Resuspend the cells in mononuclear cell medium (MCM) to a final concentration of 4.0 × 105 cells/mL. This will allow for 10,000 cells/well in a 25 μL/well volume.

Cryopreserved cells

Cryopreserved AML cells may show up to 40–50% viability loss due to the procedure. Calculate the final number of cells needed for the experiment and thaw twice the amount if available (Box 2, 4b). Place the cells in fresh MCM and recover overnight in an incubator at 5% CO2, 37 °C. Resuspend the cells in MCM to a final concentration of 4.0 × 105 cells/mL. This will allow for 10,000 cells/well in a 25 μL/well volume.

  1. 1.

    Transfer the cell suspension to preprinted drug plates at the appropriate volume using a liquid dispenser such as the CERTUS Flex (Fig. 1b, third panel). It is recommended to sonicate the valves of the dispenser before each use (Box 2, 1c).

  2. 2.

    OPTIONAL: Cover the plates with membranes that allow CO2 and O2 flow, but limit H2O evaporation (Box 2, 2b).

  3. 3.

    Leave the plates in an incubator at 5% CO2, 37 °C for the preferred length of time, e.g., 72 h (Box 2, 2c).
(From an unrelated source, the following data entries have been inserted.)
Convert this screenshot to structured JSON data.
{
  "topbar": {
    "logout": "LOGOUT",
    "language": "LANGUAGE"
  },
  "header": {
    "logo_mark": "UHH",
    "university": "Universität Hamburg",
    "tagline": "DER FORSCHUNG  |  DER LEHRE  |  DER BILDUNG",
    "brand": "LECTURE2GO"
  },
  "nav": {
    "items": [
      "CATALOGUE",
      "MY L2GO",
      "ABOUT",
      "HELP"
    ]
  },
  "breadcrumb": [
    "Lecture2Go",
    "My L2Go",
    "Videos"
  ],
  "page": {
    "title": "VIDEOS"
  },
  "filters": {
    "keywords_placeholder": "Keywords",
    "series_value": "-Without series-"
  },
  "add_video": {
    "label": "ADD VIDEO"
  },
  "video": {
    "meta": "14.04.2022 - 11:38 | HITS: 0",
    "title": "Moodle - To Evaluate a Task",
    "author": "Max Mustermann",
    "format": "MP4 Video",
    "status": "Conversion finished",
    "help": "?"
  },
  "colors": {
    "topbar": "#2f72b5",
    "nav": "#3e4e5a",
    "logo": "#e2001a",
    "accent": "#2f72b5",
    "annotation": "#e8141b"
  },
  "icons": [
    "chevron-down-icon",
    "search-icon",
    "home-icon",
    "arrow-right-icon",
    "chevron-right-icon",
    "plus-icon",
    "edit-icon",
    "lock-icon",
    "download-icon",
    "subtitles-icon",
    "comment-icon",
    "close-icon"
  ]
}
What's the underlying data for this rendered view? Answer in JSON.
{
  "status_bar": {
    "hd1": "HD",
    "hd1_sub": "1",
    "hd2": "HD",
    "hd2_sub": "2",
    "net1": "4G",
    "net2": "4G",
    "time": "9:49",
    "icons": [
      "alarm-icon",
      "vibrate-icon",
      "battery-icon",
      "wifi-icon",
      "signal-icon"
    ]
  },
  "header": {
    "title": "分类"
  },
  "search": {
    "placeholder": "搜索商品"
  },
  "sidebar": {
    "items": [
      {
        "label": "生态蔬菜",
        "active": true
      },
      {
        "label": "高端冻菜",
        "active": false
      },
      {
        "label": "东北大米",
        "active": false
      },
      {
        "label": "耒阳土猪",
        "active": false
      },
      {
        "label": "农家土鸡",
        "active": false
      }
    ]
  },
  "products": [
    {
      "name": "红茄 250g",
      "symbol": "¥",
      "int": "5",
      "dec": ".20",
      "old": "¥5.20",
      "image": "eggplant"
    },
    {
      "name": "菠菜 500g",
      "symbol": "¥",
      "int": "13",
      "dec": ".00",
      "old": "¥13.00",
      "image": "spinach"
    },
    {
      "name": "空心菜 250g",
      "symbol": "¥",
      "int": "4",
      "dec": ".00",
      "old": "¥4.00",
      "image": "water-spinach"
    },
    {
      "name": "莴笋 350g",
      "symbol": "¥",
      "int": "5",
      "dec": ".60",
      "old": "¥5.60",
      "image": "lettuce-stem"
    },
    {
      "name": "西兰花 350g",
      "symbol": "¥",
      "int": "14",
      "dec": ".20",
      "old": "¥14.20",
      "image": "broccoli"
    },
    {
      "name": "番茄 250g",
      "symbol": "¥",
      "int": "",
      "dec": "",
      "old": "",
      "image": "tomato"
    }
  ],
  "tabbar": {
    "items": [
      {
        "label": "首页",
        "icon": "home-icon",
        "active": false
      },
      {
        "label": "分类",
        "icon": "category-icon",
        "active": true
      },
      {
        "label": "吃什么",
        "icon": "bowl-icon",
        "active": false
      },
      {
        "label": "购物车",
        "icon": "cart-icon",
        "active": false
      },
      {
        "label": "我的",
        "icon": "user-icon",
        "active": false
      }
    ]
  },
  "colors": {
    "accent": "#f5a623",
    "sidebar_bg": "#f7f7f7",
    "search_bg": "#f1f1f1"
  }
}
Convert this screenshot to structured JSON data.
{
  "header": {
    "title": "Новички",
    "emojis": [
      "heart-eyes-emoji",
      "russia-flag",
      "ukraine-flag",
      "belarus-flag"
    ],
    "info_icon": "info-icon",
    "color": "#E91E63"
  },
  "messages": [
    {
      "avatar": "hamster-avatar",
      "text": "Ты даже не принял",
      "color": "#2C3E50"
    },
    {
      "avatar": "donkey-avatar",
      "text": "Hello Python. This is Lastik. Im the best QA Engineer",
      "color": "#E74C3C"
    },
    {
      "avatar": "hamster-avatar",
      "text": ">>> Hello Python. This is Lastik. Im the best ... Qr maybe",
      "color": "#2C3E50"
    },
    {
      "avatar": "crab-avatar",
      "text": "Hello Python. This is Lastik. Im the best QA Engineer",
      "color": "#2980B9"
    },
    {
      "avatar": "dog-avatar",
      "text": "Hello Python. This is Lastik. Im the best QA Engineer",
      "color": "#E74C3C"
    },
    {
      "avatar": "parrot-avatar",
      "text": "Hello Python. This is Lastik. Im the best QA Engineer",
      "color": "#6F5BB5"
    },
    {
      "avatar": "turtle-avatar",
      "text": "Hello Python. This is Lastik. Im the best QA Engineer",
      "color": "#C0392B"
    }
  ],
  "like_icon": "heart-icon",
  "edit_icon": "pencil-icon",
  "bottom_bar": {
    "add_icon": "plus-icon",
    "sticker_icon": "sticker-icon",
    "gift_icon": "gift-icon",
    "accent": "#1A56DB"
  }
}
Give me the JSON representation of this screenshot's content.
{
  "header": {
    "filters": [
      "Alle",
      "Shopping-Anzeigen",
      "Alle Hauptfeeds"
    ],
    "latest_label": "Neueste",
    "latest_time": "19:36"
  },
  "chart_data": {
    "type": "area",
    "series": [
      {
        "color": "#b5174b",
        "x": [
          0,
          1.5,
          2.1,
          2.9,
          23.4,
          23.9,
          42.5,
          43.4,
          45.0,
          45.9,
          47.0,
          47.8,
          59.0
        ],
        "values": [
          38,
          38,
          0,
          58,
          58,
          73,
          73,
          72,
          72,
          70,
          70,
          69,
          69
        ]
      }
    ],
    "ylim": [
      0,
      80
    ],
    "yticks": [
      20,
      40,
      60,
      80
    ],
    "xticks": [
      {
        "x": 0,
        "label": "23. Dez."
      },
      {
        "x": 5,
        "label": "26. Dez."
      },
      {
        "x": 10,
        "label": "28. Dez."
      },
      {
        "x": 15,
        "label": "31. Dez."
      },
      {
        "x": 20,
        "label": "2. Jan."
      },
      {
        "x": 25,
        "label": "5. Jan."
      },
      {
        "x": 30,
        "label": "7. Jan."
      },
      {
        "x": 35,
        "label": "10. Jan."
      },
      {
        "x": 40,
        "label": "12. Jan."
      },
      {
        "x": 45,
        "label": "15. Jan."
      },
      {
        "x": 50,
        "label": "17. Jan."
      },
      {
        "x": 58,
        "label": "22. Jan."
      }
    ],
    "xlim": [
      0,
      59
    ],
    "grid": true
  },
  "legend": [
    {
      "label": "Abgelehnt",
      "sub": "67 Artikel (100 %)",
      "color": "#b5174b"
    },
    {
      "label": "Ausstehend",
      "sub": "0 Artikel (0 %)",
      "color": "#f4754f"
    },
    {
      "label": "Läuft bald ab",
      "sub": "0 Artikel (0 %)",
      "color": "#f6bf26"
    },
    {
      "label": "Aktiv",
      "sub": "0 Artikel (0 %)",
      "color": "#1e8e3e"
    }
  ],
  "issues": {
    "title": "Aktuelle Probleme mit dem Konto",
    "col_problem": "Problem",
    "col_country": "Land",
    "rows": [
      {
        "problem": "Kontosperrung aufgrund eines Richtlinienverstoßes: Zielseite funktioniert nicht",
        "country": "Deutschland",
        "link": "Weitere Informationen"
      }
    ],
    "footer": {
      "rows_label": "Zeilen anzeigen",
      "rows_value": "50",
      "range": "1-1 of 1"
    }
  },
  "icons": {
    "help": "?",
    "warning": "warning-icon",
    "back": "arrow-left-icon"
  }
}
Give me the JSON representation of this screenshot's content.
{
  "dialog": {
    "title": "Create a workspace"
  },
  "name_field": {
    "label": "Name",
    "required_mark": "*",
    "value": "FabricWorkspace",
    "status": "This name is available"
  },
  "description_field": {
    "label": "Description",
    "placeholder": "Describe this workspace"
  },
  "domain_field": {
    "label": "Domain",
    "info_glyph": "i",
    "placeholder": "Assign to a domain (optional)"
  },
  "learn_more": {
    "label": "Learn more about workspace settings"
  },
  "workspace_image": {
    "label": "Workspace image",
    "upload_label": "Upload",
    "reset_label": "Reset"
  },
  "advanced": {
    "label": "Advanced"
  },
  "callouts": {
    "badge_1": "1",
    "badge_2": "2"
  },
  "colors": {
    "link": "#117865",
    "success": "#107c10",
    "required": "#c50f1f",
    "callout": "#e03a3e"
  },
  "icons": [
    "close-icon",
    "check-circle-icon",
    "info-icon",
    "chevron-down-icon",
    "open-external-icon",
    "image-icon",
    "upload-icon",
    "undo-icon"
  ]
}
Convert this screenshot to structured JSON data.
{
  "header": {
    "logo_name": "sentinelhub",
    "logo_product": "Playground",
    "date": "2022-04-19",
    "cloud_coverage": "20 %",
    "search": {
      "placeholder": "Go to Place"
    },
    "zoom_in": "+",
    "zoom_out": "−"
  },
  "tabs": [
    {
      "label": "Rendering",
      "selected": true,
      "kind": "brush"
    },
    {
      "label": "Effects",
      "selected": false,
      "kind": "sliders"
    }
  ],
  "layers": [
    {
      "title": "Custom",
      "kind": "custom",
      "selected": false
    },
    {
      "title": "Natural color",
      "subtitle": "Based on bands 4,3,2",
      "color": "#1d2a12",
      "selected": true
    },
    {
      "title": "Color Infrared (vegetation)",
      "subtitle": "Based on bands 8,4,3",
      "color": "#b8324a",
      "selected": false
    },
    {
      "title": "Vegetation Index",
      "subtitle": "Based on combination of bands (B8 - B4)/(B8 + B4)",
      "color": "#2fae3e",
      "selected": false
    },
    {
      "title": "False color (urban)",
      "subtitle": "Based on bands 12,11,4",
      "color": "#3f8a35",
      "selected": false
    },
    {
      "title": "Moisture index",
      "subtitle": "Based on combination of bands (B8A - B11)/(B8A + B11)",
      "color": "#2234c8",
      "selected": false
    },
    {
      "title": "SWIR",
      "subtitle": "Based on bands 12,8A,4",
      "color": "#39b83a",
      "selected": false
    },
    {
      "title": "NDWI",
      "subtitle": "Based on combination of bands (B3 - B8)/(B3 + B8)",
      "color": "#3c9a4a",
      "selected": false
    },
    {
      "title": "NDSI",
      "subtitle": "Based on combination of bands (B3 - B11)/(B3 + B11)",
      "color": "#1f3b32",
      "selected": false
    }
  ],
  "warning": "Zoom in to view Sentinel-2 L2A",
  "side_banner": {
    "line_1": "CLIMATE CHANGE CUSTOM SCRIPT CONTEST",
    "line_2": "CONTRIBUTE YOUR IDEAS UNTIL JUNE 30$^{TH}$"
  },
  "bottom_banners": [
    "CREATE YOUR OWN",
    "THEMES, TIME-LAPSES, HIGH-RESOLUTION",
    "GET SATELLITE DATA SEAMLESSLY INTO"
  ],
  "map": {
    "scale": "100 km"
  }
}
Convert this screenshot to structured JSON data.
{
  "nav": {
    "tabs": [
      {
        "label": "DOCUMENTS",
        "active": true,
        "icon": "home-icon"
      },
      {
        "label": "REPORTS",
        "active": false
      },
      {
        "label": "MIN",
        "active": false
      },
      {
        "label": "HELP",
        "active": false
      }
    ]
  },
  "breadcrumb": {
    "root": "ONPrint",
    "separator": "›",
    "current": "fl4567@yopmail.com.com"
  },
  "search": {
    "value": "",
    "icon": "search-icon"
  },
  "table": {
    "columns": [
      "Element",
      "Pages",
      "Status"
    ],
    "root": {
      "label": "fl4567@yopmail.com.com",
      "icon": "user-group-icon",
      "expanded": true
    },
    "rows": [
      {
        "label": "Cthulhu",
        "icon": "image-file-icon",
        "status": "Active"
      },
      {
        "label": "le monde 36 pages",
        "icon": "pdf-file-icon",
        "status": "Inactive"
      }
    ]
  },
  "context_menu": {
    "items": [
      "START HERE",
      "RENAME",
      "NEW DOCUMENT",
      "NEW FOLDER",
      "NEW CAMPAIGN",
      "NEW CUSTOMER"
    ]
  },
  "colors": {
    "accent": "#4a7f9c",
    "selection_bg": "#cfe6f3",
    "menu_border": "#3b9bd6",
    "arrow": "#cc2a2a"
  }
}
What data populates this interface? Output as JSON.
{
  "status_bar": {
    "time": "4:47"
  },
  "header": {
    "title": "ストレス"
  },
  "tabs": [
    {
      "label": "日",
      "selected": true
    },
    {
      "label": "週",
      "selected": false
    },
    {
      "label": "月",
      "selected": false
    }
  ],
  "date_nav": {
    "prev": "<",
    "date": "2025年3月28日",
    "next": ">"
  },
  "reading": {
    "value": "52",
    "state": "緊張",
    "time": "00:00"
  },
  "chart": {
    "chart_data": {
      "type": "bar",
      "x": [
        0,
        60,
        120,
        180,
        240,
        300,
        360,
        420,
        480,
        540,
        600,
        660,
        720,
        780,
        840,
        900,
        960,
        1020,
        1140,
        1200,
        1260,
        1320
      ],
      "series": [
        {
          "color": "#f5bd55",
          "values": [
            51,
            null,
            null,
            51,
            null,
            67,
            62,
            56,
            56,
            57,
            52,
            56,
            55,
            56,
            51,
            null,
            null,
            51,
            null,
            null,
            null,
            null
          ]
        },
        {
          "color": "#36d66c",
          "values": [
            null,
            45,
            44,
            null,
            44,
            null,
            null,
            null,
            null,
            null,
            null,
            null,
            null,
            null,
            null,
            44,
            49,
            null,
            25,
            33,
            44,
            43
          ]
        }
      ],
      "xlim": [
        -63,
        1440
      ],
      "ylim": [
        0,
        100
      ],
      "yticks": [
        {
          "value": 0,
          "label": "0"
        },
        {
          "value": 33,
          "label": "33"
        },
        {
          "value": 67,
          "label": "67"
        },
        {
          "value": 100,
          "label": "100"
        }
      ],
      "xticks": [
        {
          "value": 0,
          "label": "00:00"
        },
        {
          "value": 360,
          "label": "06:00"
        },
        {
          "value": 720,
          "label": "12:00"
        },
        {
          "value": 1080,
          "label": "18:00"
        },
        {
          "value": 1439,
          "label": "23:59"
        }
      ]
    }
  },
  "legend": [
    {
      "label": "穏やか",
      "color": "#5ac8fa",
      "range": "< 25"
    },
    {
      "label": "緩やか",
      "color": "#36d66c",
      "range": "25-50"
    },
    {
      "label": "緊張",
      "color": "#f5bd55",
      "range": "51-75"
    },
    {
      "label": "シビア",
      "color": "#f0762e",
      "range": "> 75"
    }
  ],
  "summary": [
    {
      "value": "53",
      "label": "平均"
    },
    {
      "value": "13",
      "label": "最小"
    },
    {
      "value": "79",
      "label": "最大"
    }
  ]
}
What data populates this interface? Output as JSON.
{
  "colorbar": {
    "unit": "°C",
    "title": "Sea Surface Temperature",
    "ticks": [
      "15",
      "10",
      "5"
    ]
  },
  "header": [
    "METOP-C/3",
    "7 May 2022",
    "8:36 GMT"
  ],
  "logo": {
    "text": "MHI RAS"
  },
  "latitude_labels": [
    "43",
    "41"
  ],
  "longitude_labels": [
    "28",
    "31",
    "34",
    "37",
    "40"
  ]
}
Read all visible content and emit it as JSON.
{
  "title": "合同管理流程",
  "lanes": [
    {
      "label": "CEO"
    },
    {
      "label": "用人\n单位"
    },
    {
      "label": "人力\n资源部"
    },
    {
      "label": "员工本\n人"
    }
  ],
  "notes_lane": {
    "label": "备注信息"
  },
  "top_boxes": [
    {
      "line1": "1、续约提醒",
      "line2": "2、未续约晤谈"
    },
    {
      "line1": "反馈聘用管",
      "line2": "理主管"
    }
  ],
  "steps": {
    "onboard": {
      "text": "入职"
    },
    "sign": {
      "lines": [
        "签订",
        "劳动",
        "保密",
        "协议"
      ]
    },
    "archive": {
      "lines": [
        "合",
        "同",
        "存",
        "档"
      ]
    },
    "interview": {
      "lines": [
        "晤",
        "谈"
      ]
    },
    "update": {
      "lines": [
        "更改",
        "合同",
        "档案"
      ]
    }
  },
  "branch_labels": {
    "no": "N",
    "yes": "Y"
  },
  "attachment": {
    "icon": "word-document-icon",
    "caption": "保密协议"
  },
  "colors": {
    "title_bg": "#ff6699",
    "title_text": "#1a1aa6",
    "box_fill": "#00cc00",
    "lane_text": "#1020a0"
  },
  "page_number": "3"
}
Measurement of cell viability with CellTiter-Glo (Day 4)

  1. 1.

    Equilibrate the CellTiter-Glo and the assay plates at RT for 15–30 min (Box 2, 2c). If the plates were covered with membranes (Box 2, 2b), these should be removed.

  2. 2.

    Add 25 μL pre-filtered CellTiter-Glo (Table 2) to each well in the 384-well plates (see Box 3 for experimental details and an alternative method).

  3. 3.

    Read the luminescence with a luminometer (Fig. 1b, fourth panel).

Primary CLL cells

CLL cells can be isolated from PB and analyzed fresh or after storage in liquid nitrogen. Cryopreservation of primary B cells from healthy blood donors and CLL patients has been shown to not affect cell signaling [28], supporting the use of biobanked samples for functional assays. This makes it possible to analyze historical samples, to perform several assays over time on samples collected from the same patient, and to store samples for later use.

The below protocols for isolation, cryopreservation, and drug sensitivity screening of peripheral blood mononuclear cells (PBMCs) from CLL patient samples were adapted from previous reports [8, 29, 30].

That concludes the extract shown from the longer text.